Interview with Nathalie PENFORNIS, Visiting Professor at KEDGE

07/04/2022
Interview with Nathalie PENFORNIS, Visiting Professor at KEDGE Business School.

Nathalie Penfornis is a COO Executive in Digital and Transformation consultancy. For more than 15 years, she has held managerial positions on teams, linking IT to business, in the fields of agile project management, digital product management, business development and managerial innovation. 

She has worked for several sectors such as global travel, sports betting, media, smart cities, automotive, industry 4.0, mobility and autonomous vehicles, always with an international context. She led various digital and organizational transformations, especially in Renault as an Agile Product Manager, in JCDecaux as the Deputy head of IS strategy and in Apsia as the Head of Innovation and Transformation. Today, she leverages her organisational and collaboration expertise to sustainability, as COO of the consultancy company Quantis.

Question: Nathalie, can you tell us more about your background and how it led you to become a professor at KEDGE Business School?

Nathalie: I am an information system engineer, graduated from the UTC (Université de Technologie de Compiègne). This enabled me to experience several businesses from the digital perspective, and that was incredibly rich!  But after a dozen years, I was still not clear about my path: I was getting bored in my positions, faster and faster, and I was less and less tolerant to inefficient, hierarchical workplaces. I decided to enroll in Kedge Global Executive MBA to get some clue.  It boosted my boldness and helped me find my purpose. I’m grateful to Kedge and wanted to help improving the programme.  A specific insight about “Digital transformation on the field” was a good way as this is a must-have knowledge that every senior and executive leaders should be aware of it.

Q: In the Executive MBA, you teach Digital Transformation through a "Hackathon". How is this course organized?

N: The hackathon is a one-day intensive experience. The students compete in teams. Each team has to frame and plan a digital transformation business case, which has been selected among the participants’ submitted personal cases. They move from “what is at stake” to “delivering the transformation in sprints”, through “reinventing the company’s organization”. Teams simultaneously progress step by step, by producing business deliverables at each step and leveraging them in the following step. The hackathon is designed in such a way that teams have no rest: they are pushed to organize themselves efficiently and deliver the highest value they can in a limited amount of time. Participants have said that the atmosphere is insightful, challenging, exhausting and fun at the same time.

Q: What’s the story behind the hackathon, why pushing this approach in the programme?

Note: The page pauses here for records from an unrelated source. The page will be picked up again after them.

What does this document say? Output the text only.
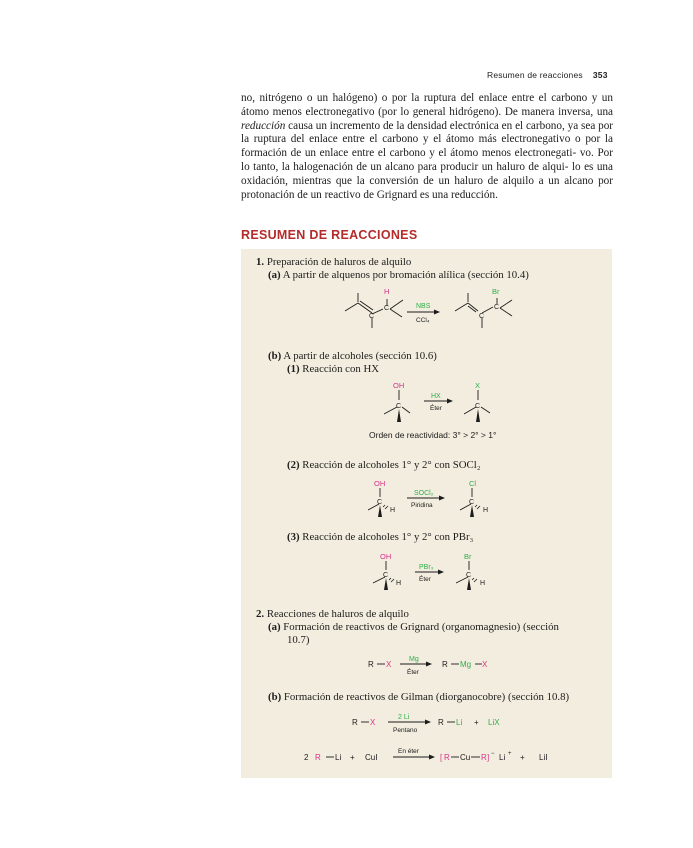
Resumen de reacciones 353
no, nitrógeno o un halógeno) o por la ruptura del enlace entre el carbono y un átomo menos electronegativo (por lo general hidrógeno). De manera inversa, una reducción causa un incremento de la densidad electrónica en el carbono, ya sea por la ruptura del enlace entre el carbono y el átomo más electronegativo o por la formación de un enlace entre el carbono y el átomo menos electronegati- vo. Por lo tanto, la halogenación de un alcano para producir un haluro de alqui- lo es una oxidación, mientras que la conversión de un haluro de alquilo a un alcano por protonación de un reactivo de Grignard es una reducción.
RESUMEN DE REACCIONES
1. Preparación de haluros de alquilo
(a) A partir de alquenos por bromación alílica (sección 10.4)
(b) A partir de alcoholes (sección 10.6)
(1) Reacción con HX
Orden de reactividad: 3° > 2° > 1°
(2) Reacción de alcoholes 1° y 2° con SOCl₂
(3) Reacción de alcoholes 1° y 2° con PBr₃
2. Reacciones de haluros de alquilo
(a) Formación de reactivos de Grignard (organomagnesio) (sección
10.7)
(b) Formación de reactivos de Gilman (diorganocobre) (sección 10.8)
H
C
C	NBS
CCl₄
Br
C
C
OH
C
HX
Éter
X
C
OH
C
H
SOCl₂
Piridina
Cl
C
H
OH
C
H
PBr₃
Éter
Br
C
H
R X
Mg
Éter
R Mg X
R X
2 Li
Pentano
R Li + LiX
2 R Li + CuI
En éter
[ R Cu R ] − Li + + LiI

N: I designed the hackathon with the key learnings I personally got from my own experience in digital transformation. Digital is everywhere and no company can thrive, without mastering digital. And yet, there are so many failures today, as many managers and executives lose focus and let themselves cornered by the numerous and complex possibilities enabled by technologies. The hackathon enlightens participants on common wrong understandings about what digital transformation is:

  1. Digital transformation is not an end: it has no benefit if it does not solve any pain
  2. Digital transformation is not only about digital: it requires organizational change and calls for managerial innovation
  3. Digital transformation is not always a big journey: it can start small, it should definitely deliver added value fast and regularly, to be adopted and sustained.

Q: Is the hackathon expected to change over the next intakes?

N: Yes, of course! As it is a practical course, I will keep it up to date with the best practices from the market. Besides, the participants wanted more and asked for a longer duration. We are thinking of starting the hackathon with a preliminary session on the evening before, leaving more time for methodological explanations and peer-to-peer reviews. Finally, I am eager to develop the sustainability imperatives into the course.